Yesterday, I read the introduction to Ehud Ben Zvi’s A Historical-Critical Study of the Book of Zephaniah. Ben Zvi disputes the notion that the Book of Zephaniah was a transcript of a speech that the prophet Zephaniah gave on the street corner, for “the reading of the entire book of Zephaniah takes about ten minutes” (page 12). Would a prophet deliver a ten minute sermon? Ben Zvi thinks that the message in Zephaniah was for somebody, and that a community transmitted the book because it was important to a particular group of readers.

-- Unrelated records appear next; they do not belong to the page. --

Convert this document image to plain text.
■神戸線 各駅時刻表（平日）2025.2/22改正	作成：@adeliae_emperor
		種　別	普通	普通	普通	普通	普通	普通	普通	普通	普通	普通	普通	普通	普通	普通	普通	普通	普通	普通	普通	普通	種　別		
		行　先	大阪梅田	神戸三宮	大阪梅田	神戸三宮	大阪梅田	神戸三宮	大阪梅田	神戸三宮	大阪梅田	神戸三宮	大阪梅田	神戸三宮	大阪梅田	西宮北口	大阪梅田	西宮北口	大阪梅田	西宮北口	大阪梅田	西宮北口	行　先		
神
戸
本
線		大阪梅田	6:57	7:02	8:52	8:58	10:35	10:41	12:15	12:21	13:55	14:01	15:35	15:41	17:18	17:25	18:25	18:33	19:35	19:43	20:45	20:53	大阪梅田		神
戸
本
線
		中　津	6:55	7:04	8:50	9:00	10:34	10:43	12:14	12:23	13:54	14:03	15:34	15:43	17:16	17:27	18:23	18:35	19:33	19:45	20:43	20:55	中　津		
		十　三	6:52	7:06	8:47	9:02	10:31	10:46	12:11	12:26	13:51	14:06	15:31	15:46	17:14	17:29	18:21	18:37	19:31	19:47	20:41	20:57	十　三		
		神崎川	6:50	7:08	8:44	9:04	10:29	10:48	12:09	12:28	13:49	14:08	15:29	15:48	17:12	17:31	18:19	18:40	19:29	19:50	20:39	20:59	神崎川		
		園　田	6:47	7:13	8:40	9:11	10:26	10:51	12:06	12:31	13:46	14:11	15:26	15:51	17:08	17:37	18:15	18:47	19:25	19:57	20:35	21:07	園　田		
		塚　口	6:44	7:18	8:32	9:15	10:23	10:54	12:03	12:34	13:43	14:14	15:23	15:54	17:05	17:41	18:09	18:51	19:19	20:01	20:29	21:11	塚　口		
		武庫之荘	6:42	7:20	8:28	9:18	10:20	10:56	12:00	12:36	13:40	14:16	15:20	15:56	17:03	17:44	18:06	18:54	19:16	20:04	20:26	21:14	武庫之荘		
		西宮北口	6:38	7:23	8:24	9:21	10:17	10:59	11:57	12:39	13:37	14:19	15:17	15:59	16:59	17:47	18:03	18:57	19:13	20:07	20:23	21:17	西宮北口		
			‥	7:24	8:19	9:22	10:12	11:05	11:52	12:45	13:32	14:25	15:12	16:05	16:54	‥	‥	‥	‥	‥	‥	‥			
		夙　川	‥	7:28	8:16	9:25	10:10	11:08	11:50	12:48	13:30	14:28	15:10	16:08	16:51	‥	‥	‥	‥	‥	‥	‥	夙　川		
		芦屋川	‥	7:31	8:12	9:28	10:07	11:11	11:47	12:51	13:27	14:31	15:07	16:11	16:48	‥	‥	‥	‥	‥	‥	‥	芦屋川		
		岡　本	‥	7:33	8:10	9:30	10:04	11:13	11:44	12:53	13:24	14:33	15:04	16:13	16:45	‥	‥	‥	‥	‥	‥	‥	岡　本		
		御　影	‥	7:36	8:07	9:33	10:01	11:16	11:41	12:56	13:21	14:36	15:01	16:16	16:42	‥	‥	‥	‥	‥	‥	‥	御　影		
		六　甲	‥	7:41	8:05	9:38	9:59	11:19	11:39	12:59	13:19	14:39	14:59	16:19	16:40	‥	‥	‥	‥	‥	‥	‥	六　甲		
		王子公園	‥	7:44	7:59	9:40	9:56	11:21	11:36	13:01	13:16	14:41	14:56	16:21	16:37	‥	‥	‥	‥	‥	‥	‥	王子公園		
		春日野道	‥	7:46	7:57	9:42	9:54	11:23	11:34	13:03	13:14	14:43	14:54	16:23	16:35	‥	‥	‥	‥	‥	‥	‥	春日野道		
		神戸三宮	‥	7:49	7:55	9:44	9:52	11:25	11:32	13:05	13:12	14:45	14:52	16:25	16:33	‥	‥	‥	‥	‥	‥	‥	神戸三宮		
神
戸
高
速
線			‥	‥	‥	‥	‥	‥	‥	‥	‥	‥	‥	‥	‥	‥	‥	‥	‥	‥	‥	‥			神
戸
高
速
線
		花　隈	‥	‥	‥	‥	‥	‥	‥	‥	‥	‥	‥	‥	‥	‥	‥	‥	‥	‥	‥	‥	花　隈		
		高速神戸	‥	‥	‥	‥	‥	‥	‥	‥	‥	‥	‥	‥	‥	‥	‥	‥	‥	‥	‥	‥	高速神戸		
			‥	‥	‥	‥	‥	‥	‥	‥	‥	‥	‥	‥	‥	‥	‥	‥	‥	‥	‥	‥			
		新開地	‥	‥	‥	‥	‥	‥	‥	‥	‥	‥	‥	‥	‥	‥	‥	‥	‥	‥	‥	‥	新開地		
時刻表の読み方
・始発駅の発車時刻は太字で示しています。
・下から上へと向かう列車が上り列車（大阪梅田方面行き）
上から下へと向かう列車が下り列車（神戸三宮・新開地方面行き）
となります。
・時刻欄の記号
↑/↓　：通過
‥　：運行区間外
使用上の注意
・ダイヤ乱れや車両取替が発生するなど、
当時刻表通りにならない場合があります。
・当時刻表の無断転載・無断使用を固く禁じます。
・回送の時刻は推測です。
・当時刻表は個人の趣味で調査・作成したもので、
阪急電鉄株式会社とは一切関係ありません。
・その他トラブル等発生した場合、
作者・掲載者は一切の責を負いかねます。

On pages 36-37, Ben Zvi discusses the superscription of the book, Zephaniah 1:1, which states that the LORD’s word came to Zephaniah during the reign of King Josiah. Was Zephaniah’s book intended to promote Josiah’s reform, threatening the Jews that God would cause the defeat of Judah if they did not get with Josiah’s campaign against idolatry? Ben Zvi doesn’t think so, for the Book of Zephaniah seems to assume that the destruction of Judah is inevitable, and that God will preserve a remnant. There is no explicit reference to Josiah’s cultic reform. Moreover, Zephaniah 1:4 refers to the remnant of Baal, and that leads some to believe that Zephaniah prophesied after Josiah’s anti-idolatry policies had left a mere remnant of Baal. Still another view is that Zephaniah’s prophecy relates to the time of Josiah’s successor, Jehoiakim, and that Zephaniah is saying that, notwithstanding Josiah’s reform, the destruction of Judah is coming.
A humorous point: Ben Zvi says that Martin Luther wrote in his commentary on Zephaniah that, “Among the minor prophets, he makes the clearest prophecies about the kingdom of Christ.” But Luther didn’t talk about the Book of Zephaniah in his sermons. Maybe Luther was being over-dramatic, or he couldn’t think of much to say about the book!